At a press conference this week, New York State Gaming Commission equine medical director Dr. Scott Palmer revealed that the majority of New York-based Thoroughbreds with trainers under federal indictment tested positive for clenbuterol in the weeks after the March arrests that rocked the racing world.

Standardbreds and Thoroughbreds that were trained by anyone named in the March indictment of more than two dozen trainers, veterinarians, and drug distributors in an alleged doping scheme were put on the veterinarian's list for 60 days and had biological samples taken for testing. Palmer said this week that the horses were tested at least twice during this period. Of nearly 100 Thoroughbreds based in the New York at the time, Palmer said 77 had levels of clenbuterol in their blood.

Though Palmer is still compiling veterinary records for some of those horses, so far he says none of those records show administration of clenbuterol. That leads him to suspect the drug was not being given as part of a legitimate treatment for a diagnosed condition, but rather for its side effects, which mimic anabolic steroids with repeated usage.

Palmer called the discovery “concrete evidence that clenbuterol was being widely abused in the Thoroughbred horses,” according to the Thoroughbred Daily News.

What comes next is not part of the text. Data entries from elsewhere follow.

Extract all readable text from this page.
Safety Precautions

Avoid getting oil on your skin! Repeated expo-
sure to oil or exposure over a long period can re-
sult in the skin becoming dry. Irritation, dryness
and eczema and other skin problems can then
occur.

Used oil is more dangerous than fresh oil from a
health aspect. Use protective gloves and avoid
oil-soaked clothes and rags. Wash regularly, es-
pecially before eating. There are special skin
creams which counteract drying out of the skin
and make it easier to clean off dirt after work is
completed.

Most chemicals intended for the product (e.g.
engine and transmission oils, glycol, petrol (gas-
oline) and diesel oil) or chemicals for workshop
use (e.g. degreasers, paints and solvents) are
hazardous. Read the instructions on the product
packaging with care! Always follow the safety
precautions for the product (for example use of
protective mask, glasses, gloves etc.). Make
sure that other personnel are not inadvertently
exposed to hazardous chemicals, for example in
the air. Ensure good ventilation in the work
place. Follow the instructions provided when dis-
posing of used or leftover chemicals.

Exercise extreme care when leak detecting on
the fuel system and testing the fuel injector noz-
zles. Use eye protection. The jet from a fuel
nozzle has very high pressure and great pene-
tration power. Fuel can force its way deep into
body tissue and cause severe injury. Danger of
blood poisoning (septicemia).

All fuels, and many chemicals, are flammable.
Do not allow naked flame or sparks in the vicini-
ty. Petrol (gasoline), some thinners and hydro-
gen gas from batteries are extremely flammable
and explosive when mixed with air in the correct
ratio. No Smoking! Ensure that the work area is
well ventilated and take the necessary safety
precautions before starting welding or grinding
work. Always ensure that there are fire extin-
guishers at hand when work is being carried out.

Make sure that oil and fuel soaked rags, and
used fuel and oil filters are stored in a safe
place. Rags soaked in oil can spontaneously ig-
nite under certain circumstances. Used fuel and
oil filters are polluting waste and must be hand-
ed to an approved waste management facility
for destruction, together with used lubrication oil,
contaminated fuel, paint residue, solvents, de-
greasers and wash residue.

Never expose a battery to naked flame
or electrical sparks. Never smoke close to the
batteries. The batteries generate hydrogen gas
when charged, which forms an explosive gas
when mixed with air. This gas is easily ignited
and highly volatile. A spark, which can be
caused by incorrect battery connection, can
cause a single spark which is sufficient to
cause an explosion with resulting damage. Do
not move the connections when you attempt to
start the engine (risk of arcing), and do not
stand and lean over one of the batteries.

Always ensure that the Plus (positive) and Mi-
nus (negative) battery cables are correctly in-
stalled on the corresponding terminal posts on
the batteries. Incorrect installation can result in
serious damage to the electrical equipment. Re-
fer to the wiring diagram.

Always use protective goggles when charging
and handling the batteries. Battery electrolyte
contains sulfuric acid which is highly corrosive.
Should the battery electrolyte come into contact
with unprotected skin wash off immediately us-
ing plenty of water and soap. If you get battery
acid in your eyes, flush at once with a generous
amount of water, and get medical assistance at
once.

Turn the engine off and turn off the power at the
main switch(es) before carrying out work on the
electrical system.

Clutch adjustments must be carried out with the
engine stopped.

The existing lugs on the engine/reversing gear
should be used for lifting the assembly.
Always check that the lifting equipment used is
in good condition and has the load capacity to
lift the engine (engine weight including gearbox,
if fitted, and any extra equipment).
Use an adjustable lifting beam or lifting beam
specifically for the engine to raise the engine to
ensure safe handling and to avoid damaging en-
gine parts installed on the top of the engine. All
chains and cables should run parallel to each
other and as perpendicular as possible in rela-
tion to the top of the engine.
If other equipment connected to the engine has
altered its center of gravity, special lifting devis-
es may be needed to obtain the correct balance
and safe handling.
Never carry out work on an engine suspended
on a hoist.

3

This isn't the first time testing has revealed widespread clenbuterol usage by the indicted trainers. In September, Kentucky Horse Racing Commission equine medical director Dr. Bruce Howard revealed that similar testing on Kentucky-based horses resulted in “a near 100 percent rate” of clenbuterol administration based on hair testing. Howard said that separately, treatment sheets submitted to the Kentucky commission as part of its veterinary disclosure rules have shown incidents of veterinarians prescribing the drug to entire barns.

Palmer said Mid-Atlantic states will likely tighten restrictions around clenbuterol administration.

Clenbuterol was one of several substances described in federal court documents as being favored by defendants for its performance-enhancing effects. Most of the other drugs listed there, such as EPO-like substances and “pain blockers,” are not permitted in active racehorses at all.